Infusions of coxsackievirus were given to 15 non-muscle invasive bladder cancer patients one week before undergoing surgery to remove and examine tumours, in all cases cancer cells had been destroyed and in one case all traces of the disease were gone.
Bladder cancer is the tenth most common type of cancer, and there are 10,000 diagnosis in the UK alone annually. Treatment via a catheter to the bladder reduced the size of all tumours while having no significant side effects in any of the patients according to the scientists.
Typically tumours in the bladder don’t have immune cells which makes this disease difficult to treat; this study suggests infusions with CVA21 was able to inflame tumours and cause immune cells to rush into the cancerous environment to target and kill the cancer cells. Once the virus targeted cancer it replicated itself and became more powerful.
“The virus gets inside cancer cells and kills them by triggering an immune protein – and that leads to signalling of other immune cells to come and join the party.”
The scientists suggest that the virus could become a universal agent to fight cancer, and either work with or replace conventional treatments such as chemotherapy. The team hopes that this treatment will be available in 3 years to bring hope to patients with diseases that are hard to treat.

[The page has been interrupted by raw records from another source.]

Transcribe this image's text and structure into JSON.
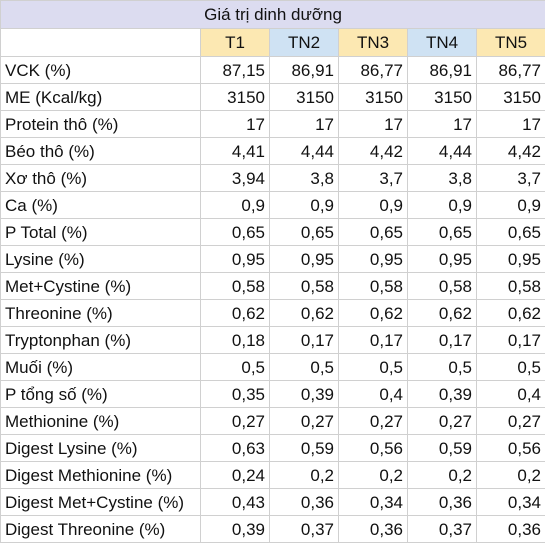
{
  "title": "Giá trị dinh dưỡng",
  "columns": [
    {
      "label": "T1",
      "color": "#fce8b2"
    },
    {
      "label": "TN2",
      "color": "#cfe2f3"
    },
    {
      "label": "TN3",
      "color": "#fce8b2"
    },
    {
      "label": "TN4",
      "color": "#cfe2f3"
    },
    {
      "label": "TN5",
      "color": "#fce8b2"
    }
  ],
  "rows": [
    {
      "label": "VCK (%)",
      "values": [
        "87,15",
        "86,91",
        "86,77",
        "86,91",
        "86,77"
      ]
    },
    {
      "label": "ME (Kcal/kg)",
      "values": [
        "3150",
        "3150",
        "3150",
        "3150",
        "3150"
      ]
    },
    {
      "label": "Protein thô (%)",
      "values": [
        "17",
        "17",
        "17",
        "17",
        "17"
      ]
    },
    {
      "label": "Béo thô (%)",
      "values": [
        "4,41",
        "4,44",
        "4,42",
        "4,44",
        "4,42"
      ]
    },
    {
      "label": "Xơ thô (%)",
      "values": [
        "3,94",
        "3,8",
        "3,7",
        "3,8",
        "3,7"
      ]
    },
    {
      "label": "Ca (%)",
      "values": [
        "0,9",
        "0,9",
        "0,9",
        "0,9",
        "0,9"
      ]
    },
    {
      "label": "P Total (%)",
      "values": [
        "0,65",
        "0,65",
        "0,65",
        "0,65",
        "0,65"
      ]
    },
    {
      "label": "Lysine (%)",
      "values": [
        "0,95",
        "0,95",
        "0,95",
        "0,95",
        "0,95"
      ]
    },
    {
      "label": "Met+Cystine (%)",
      "values": [
        "0,58",
        "0,58",
        "0,58",
        "0,58",
        "0,58"
      ]
    },
    {
      "label": "Threonine (%)",
      "values": [
        "0,62",
        "0,62",
        "0,62",
        "0,62",
        "0,62"
      ]
    },
    {
      "label": "Tryptonphan (%)",
      "values": [
        "0,18",
        "0,17",
        "0,17",
        "0,17",
        "0,17"
      ]
    },
    {
      "label": "Muối (%)",
      "values": [
        "0,5",
        "0,5",
        "0,5",
        "0,5",
        "0,5"
      ]
    },
    {
      "label": "P tổng số (%)",
      "values": [
        "0,35",
        "0,39",
        "0,4",
        "0,39",
        "0,4"
      ]
    },
    {
      "label": "Methionine (%)",
      "values": [
        "0,27",
        "0,27",
        "0,27",
        "0,27",
        "0,27"
      ]
    },
    {
      "label": "Digest Lysine (%)",
      "values": [
        "0,63",
        "0,59",
        "0,56",
        "0,59",
        "0,56"
      ]
    },
    {
      "label": "Digest Methionine (%)",
      "values": [
        "0,24",
        "0,2",
        "0,2",
        "0,2",
        "0,2"
      ]
    },
    {
      "label": "Digest Met+Cystine (%)",
      "values": [
        "0,43",
        "0,36",
        "0,34",
        "0,36",
        "0,34"
      ]
    },
    {
      "label": "Digest Threonine (%)",
      "values": [
        "0,39",
        "0,37",
        "0,36",
        "0,37",
        "0,36"
      ]
    }
  ]
}
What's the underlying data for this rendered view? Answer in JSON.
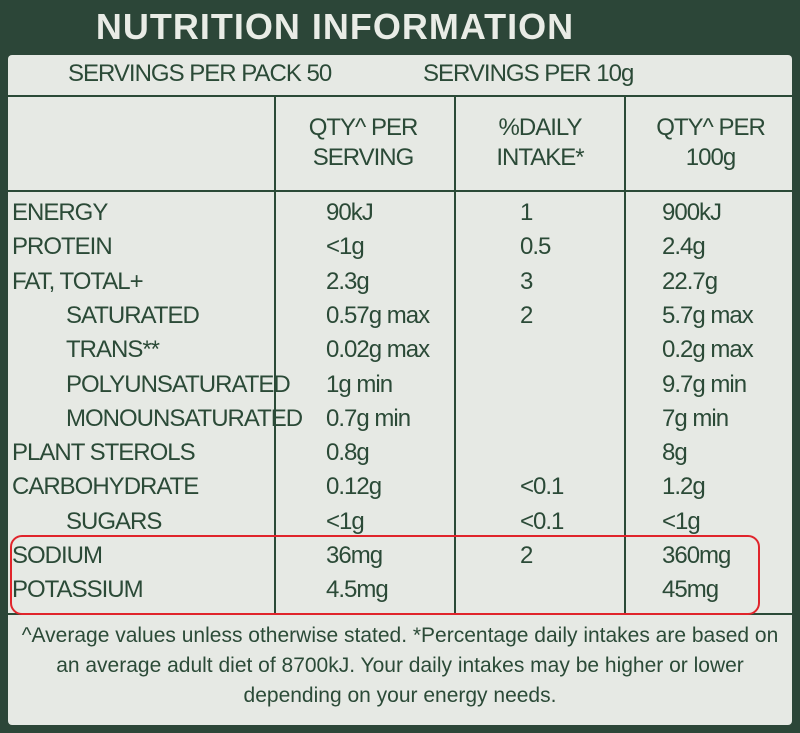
{
  "title": "NUTRITION INFORMATION",
  "servings": [
    "SERVINGS PER PACK 50",
    "SERVINGS PER 10g"
  ],
  "table": {
    "header": [
      "QTY^ PER SERVING",
      "%DAILY INTAKE*",
      "QTY^ PER 100g"
    ],
    "rows": [
      {
        "name": "ENERGY",
        "per_serving": "90kJ",
        "daily_intake": "1",
        "per_100g": "900kJ",
        "indent": false
      },
      {
        "name": "PROTEIN",
        "per_serving": "<1g",
        "daily_intake": "0.5",
        "per_100g": "2.4g",
        "indent": false
      },
      {
        "name": "FAT, TOTAL+",
        "per_serving": "2.3g",
        "daily_intake": "3",
        "per_100g": "22.7g",
        "indent": false
      },
      {
        "name": "SATURATED",
        "per_serving": "0.57g max",
        "daily_intake": "2",
        "per_100g": "5.7g max",
        "indent": true
      },
      {
        "name": "TRANS**",
        "per_serving": "0.02g max",
        "daily_intake": null,
        "per_100g": "0.2g max",
        "indent": true
      },
      {
        "name": "POLYUNSATURATED",
        "per_serving": "1g min",
        "daily_intake": null,
        "per_100g": "9.7g min",
        "indent": true
      },
      {
        "name": "MONOUNSATURATED",
        "per_serving": "0.7g min",
        "daily_intake": null,
        "per_100g": "7g min",
        "indent": true
      },
      {
        "name": "PLANT STEROLS",
        "per_serving": "0.8g",
        "daily_intake": null,
        "per_100g": "8g",
        "indent": false
      },
      {
        "name": "CARBOHYDRATE",
        "per_serving": "0.12g",
        "daily_intake": "<0.1",
        "per_100g": "1.2g",
        "indent": false
      },
      {
        "name": "SUGARS",
        "per_serving": "<1g",
        "daily_intake": "<0.1",
        "per_100g": "<1g",
        "indent": true
      },
      {
        "name": "SODIUM",
        "per_serving": "36mg",
        "daily_intake": "2",
        "per_100g": "360mg",
        "indent": false
      },
      {
        "name": "POTASSIUM",
        "per_serving": "4.5mg",
        "daily_intake": null,
        "per_100g": "45mg",
        "indent": false
      }
    ]
  },
  "footnote": "^Average values unless otherwise stated. *Percentage daily intakes are based on an average adult diet of 8700kJ. Your daily intakes may be higher or lower depending on your energy needs."
}
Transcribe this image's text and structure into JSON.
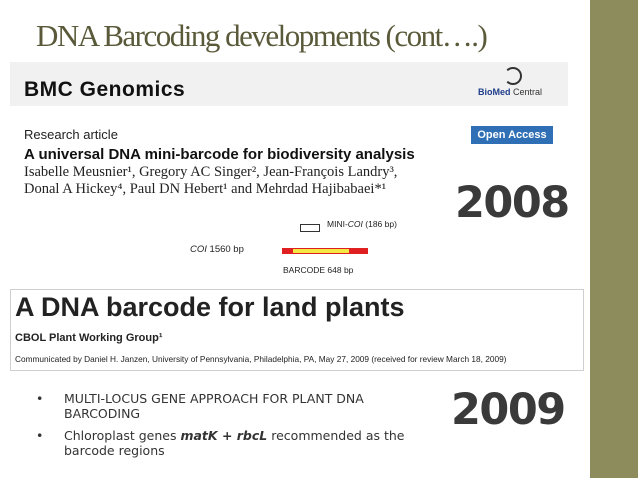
{
  "slide": {
    "title": "DNA Barcoding developments (cont….)",
    "year_2008": "2008",
    "year_2009": "2009"
  },
  "paper_2008": {
    "journal": "BMC Genomics",
    "publisher_bold": "BioMed",
    "publisher_rest": " Central",
    "article_type": "Research article",
    "access": "Open Access",
    "title": "A universal DNA mini-barcode for biodiversity analysis",
    "authors_line1": "Isabelle Meusnier¹, Gregory AC Singer², Jean-François Landry³,",
    "authors_line2": "Donal A Hickey⁴, Paul DN Hebert¹ and Mehrdad Hajibabaei*¹",
    "diagram": {
      "mini_label_prefix": "MINI-",
      "mini_label_gene": "COI",
      "mini_label_suffix": " (186 bp)",
      "coi_gene": "COI",
      "coi_suffix": " 1560 bp",
      "barcode_label": "BARCODE 648 bp"
    }
  },
  "paper_2009": {
    "title": "A DNA barcode for land plants",
    "group": "CBOL Plant Working Group¹",
    "communicated": "Communicated by Daniel H. Janzen, University of Pennsylvania, Philadelphia, PA, May 27, 2009 (received for review March 18, 2009)"
  },
  "bullets": {
    "item1": "MULTI-LOCUS GENE APPROACH FOR PLANT DNA BARCODING",
    "item2_prefix": "Chloroplast genes ",
    "item2_genes": "matK + rbcL",
    "item2_suffix": " recommended as the barcode regions"
  },
  "colors": {
    "sidebar": "#8c8c5c",
    "title": "#5a5a3a",
    "open_access": "#2f6fb5",
    "coi_bar": "#e02020",
    "barcode_region": "#f4e842"
  }
}
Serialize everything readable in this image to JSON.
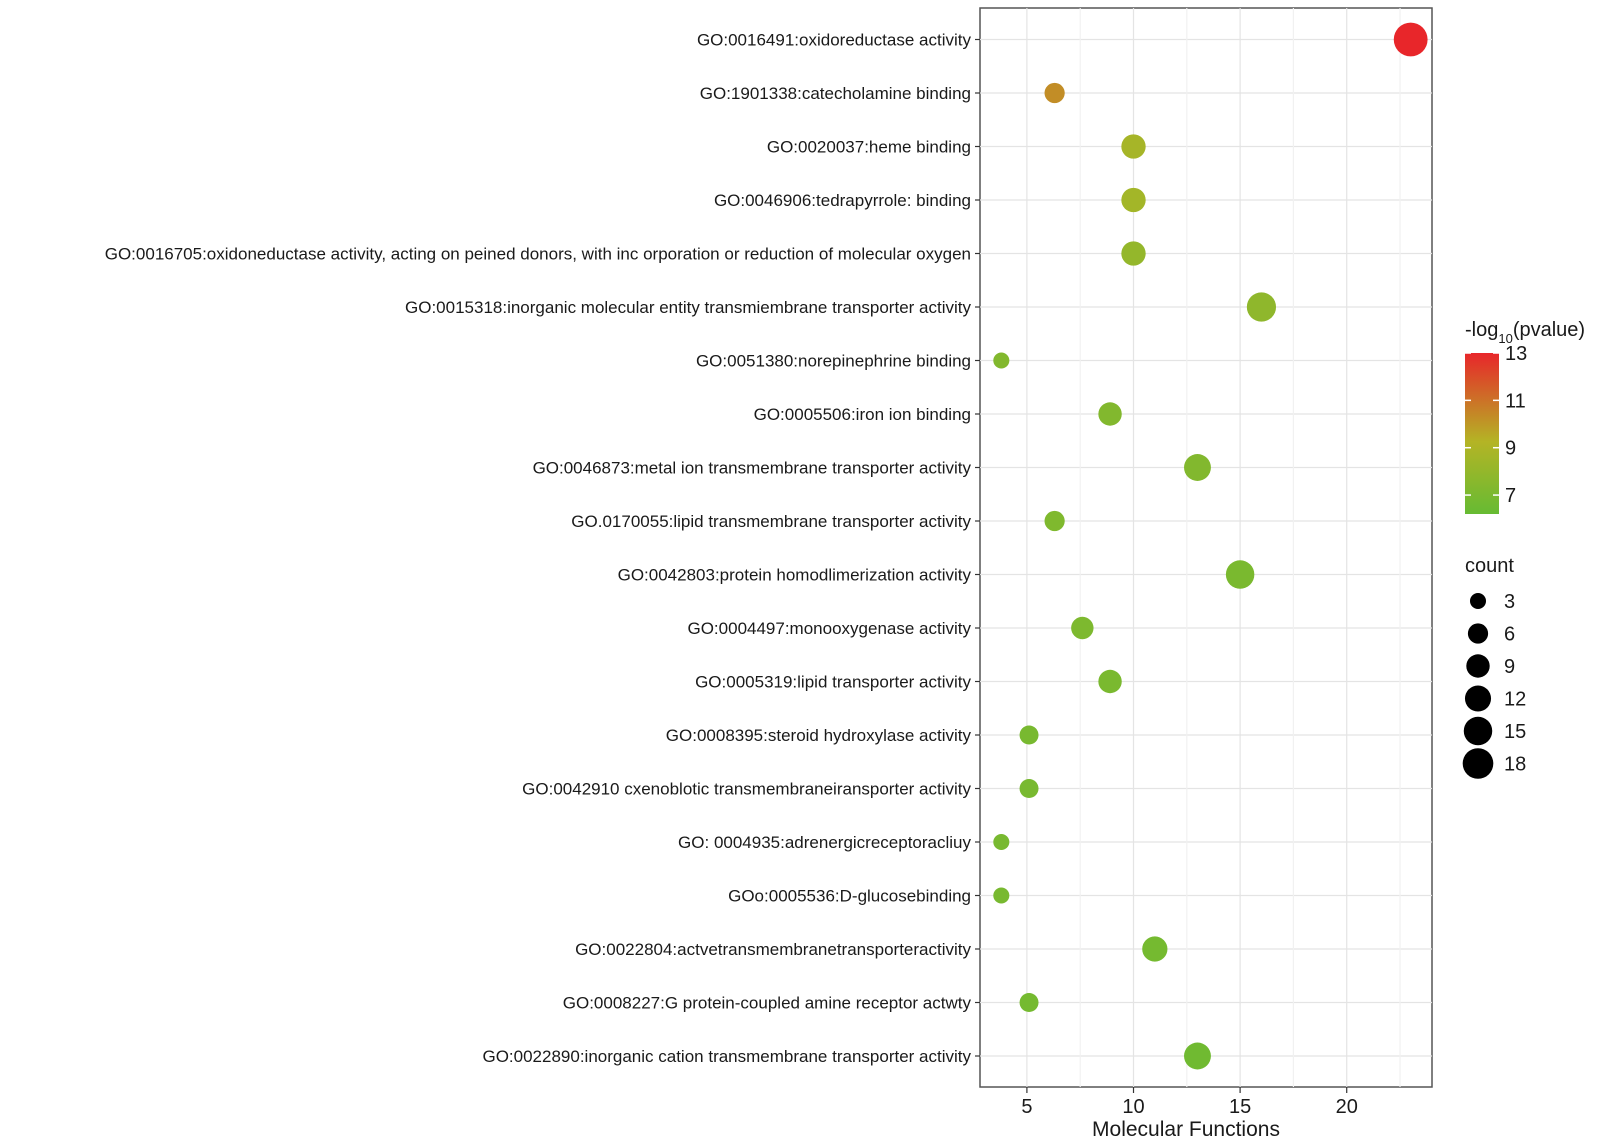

“We are very excited about it. The virus gets into the cancer and replicates, like a little factory of viruses. It heats up the tumour environment, and is very specific in targeting the cancer – it had the least toxicity I have seen for years.” says Prof. Hardev Pandha. “It’s almost like a universal agent – once it gets in it kills the cancer. It could be combined with lots of other treatments.”
Tissue samples were examined after surgery which revealed only the cancerous cells were targeted, other cells were left intact. The cold virus was found to have infected cancerous cells and replicated causing the cells to rupture and die. Urine samples after treatment detected shedding from the virus indicating once virally infected cancer cells died the replicated virus continued to attack more cancerous cells.
“Reduction of tumour burden and increased cancer cell death was observed in all patients and removed all traces of the disease in one patient following just one week of treatment, showing its potential effectiveness. Notably, no significant side effects were observed in any patient.”
“Traditionally viruses have been associated with illness – however in the right situation they can improve our overall health and wellbeing by destroying cancerous cells,” said Dr Nicola Annels, “The use of the viruses could transform the way we treat cancer and could signal a move away from more established treatments such as chemotherapy.”
According to Dr. Mark Linch, “Although at an early stage, these initial results are encouraging. It will be really interesting to see how this new virus-based therapy fares in larger trials in people with non-muscle invasive bladder cancer, particularly in combination with newer immunotherapies.”